И надо отметить, что для Гэвина эта профессия — по сравнению с другими, разумеется, — не была лишена особого шарма. Каждую четвертую ночь ему даже удавалось получить хотя бы капельку физического наслаждения. Худшее, что с ним случалось, — это сексуальная живодерня, когда кожа дымится, а глаза стекленеют. Но с годами он привык и к этому.
Это был просто бизнес. Доход получался неплохой.

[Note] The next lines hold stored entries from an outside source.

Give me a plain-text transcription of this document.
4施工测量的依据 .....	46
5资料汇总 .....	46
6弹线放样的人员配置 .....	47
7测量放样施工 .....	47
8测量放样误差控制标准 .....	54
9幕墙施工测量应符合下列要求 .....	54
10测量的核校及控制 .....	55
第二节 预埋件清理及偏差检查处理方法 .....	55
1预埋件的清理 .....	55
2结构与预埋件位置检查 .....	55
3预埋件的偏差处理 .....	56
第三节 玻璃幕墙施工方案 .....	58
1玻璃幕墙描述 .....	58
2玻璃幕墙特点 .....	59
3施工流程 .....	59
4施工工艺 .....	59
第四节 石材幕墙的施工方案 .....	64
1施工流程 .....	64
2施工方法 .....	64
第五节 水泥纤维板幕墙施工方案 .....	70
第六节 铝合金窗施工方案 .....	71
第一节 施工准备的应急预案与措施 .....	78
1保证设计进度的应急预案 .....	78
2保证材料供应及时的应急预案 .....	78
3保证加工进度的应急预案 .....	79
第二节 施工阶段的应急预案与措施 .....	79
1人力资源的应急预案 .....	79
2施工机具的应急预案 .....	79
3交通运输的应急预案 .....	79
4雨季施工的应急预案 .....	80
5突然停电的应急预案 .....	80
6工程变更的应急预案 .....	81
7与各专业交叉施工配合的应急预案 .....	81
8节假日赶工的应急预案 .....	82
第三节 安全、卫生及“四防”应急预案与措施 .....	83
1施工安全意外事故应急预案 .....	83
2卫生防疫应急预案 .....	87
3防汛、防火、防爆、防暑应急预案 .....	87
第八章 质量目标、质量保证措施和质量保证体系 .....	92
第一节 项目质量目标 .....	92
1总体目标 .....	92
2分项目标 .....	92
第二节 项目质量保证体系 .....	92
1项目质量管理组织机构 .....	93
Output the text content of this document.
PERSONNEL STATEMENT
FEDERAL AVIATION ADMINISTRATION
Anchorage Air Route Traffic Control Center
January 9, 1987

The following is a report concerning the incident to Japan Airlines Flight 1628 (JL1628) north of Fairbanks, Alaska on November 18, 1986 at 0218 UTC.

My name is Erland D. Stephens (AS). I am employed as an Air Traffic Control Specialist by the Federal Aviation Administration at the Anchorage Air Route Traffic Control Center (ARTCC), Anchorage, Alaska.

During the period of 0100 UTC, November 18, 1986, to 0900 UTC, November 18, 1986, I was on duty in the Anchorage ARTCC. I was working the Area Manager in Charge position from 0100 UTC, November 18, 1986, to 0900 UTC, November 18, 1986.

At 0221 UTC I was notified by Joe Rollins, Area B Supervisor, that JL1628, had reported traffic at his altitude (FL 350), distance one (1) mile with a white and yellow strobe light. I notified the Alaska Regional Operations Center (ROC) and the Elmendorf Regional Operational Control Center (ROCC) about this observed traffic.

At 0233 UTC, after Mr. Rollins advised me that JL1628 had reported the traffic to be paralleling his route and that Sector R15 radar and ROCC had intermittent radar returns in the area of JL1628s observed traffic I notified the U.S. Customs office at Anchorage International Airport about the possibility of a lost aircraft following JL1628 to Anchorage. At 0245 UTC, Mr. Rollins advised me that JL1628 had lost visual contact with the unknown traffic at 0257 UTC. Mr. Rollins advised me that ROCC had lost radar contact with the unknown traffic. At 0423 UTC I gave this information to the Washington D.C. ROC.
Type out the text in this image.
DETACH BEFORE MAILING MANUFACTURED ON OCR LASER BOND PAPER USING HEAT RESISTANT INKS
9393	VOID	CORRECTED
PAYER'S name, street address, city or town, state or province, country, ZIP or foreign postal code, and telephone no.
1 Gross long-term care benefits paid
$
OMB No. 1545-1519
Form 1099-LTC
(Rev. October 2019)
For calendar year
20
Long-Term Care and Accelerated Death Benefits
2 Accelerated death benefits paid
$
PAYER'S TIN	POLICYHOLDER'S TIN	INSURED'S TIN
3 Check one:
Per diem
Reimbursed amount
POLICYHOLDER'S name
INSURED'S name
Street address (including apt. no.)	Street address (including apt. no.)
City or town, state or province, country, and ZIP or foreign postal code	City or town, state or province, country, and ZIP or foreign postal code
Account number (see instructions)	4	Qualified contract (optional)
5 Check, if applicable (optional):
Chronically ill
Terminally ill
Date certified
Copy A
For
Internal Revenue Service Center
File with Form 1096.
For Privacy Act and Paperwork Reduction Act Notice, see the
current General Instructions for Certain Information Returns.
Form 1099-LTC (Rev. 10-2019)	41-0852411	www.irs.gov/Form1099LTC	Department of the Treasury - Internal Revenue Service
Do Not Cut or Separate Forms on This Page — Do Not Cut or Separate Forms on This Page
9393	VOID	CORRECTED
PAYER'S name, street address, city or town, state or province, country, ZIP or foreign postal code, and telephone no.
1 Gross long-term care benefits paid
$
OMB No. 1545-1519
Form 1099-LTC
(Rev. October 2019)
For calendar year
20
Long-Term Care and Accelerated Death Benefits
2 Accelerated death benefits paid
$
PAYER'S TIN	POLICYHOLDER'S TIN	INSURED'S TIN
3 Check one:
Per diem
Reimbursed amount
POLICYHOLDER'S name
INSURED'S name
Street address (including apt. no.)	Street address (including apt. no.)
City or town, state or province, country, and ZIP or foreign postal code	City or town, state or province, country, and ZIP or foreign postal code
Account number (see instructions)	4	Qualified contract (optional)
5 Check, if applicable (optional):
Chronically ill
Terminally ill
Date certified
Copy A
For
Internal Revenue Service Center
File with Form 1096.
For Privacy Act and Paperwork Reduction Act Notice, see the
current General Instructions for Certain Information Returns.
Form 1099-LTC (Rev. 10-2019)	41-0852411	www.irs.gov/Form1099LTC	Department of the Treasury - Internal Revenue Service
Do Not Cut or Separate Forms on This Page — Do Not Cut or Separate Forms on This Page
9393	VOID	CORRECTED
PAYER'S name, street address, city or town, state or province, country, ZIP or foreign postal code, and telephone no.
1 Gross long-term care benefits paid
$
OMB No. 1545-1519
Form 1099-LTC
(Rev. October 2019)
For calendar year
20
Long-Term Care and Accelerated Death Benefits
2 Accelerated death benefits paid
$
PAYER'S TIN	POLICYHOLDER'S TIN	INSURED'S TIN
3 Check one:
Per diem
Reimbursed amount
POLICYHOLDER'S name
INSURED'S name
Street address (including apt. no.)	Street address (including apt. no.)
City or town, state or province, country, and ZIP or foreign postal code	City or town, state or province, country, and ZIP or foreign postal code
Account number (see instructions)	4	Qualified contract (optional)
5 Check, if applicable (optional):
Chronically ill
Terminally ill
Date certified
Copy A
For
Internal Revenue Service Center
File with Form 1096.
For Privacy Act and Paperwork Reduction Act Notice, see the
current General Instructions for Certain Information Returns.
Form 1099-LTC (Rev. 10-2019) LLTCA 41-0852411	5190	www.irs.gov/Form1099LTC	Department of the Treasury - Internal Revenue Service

Днем Гэвин обычно спал. Для этой цели он выдавливал в кровати теплый желобок, плотно заворачивался в простыни, наподобие мумии, и обхватывал голову руками, защищаясь от света. Около трех он вставал, брился и принимал душ, а потом в течение получаса тщательнейшим образом изучал свое отражение в зеркале. Он был невероятно требователен к себе, никогда не позволяя своему телу отклониться в весе от выбранного им раз и навсегда идеала более чем на один-два фунта в меньшую пли большую сторону, аккуратно увлажняя кожу, если она сохла, или подсушивая ее, если она становилась слишком жирной, и истребляя малейший прыщик, грозивший нарушить идеальную гладкость его щеки. За первыми же признаками венерических заболеваний — единственной разновидности любовного недуга, которым он когда-либо страдал, — тут же устанавливался строгий надзор. От очередного нашествия лобковых вшей избавиться было легко, а вот из-за гонореи, которую он подцепил дважды, ему пришлось остаться без работы на три недели, что на бизнесе отразилось не лучшим образом. Так что он всегда инспектировал свое тело с пристрастием и при появлении малейшего намека на сыпь немедленно спешил в клинику.